Swedish Forest Agency (Skogsstyrelsen) urges for decisive measures to put an end to the trend when elks cause too much damage to trees across the country, TheLocal reported. The forest authorities offer to shoot more elk in future hunts to save the trees and to keep the optimal balance.
The Swedish Forest Agency (SFA) reports that 10-20 percent of all Scots pine trees in the Västerbotten region were damaged by grazing elk in the past year. In other places like Jämtland region, the figure climbs to 50 percent. According to the Skogsstyrelsen’s statement, damages of around 10 percent were registered in almost all regions during the annual inventory.
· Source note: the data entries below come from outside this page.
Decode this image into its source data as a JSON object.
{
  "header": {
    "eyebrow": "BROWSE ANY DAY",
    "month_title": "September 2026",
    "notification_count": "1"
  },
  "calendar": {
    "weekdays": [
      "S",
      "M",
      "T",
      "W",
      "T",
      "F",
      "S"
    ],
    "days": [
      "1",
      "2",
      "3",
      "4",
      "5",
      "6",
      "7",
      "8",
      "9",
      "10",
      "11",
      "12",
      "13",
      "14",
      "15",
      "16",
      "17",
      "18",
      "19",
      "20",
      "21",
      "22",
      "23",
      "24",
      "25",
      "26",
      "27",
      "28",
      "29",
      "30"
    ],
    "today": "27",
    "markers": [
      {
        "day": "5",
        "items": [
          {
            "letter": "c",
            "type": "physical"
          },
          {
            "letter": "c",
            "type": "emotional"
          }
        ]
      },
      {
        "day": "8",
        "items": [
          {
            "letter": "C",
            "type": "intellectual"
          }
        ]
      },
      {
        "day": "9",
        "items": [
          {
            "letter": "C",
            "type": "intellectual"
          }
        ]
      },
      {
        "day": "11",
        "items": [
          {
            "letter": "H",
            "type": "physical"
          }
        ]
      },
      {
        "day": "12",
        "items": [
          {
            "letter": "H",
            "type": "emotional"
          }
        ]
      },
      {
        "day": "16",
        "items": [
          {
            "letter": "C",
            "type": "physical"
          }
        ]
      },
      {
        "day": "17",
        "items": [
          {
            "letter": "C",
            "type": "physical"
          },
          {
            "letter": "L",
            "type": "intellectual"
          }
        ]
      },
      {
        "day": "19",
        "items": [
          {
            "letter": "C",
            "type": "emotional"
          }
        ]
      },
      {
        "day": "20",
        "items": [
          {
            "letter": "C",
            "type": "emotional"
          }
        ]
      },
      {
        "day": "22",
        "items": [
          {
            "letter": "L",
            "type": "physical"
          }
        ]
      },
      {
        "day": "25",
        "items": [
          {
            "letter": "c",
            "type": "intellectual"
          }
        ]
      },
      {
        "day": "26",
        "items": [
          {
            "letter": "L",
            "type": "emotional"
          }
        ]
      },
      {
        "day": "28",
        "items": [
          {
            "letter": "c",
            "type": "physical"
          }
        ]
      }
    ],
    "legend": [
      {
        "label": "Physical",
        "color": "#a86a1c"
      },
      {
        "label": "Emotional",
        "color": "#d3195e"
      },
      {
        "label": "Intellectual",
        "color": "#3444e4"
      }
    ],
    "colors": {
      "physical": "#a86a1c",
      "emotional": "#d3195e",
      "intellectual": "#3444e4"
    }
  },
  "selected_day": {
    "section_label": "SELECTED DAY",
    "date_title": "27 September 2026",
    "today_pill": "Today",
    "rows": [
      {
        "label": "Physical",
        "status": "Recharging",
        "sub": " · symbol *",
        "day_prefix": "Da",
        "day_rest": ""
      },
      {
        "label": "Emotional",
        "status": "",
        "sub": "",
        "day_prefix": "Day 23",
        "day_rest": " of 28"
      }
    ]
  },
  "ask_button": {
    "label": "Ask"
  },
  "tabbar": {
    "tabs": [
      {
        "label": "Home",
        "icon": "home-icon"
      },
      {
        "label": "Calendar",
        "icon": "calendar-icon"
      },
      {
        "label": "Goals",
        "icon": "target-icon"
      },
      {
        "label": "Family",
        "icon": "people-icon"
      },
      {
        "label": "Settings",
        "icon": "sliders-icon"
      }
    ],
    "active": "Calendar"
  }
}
On Wednesday, SFA experts called for decisive measures to put an end to the trend, it is the right time to make the damage level a maximum of five percent. This year’s record figures are thought to be caused by the cold and snowy winter, which meant that the animals were not able to find food on the ground and moved around less from area to area.
“All actors involved have to realize how serious the situation is and make strong and coordinated efforts in most of the areas,”
said Christer Kalén, SFA expert, in an official statement published on the agency’s website.
The Forest Agency now wants to increase the annual elk cull by up to 10-20 percent, writes Sweden local newspaper Västerbottens-Kuriren. Normally, around 80,000 to 90,000 elk are killed in the hunt every year.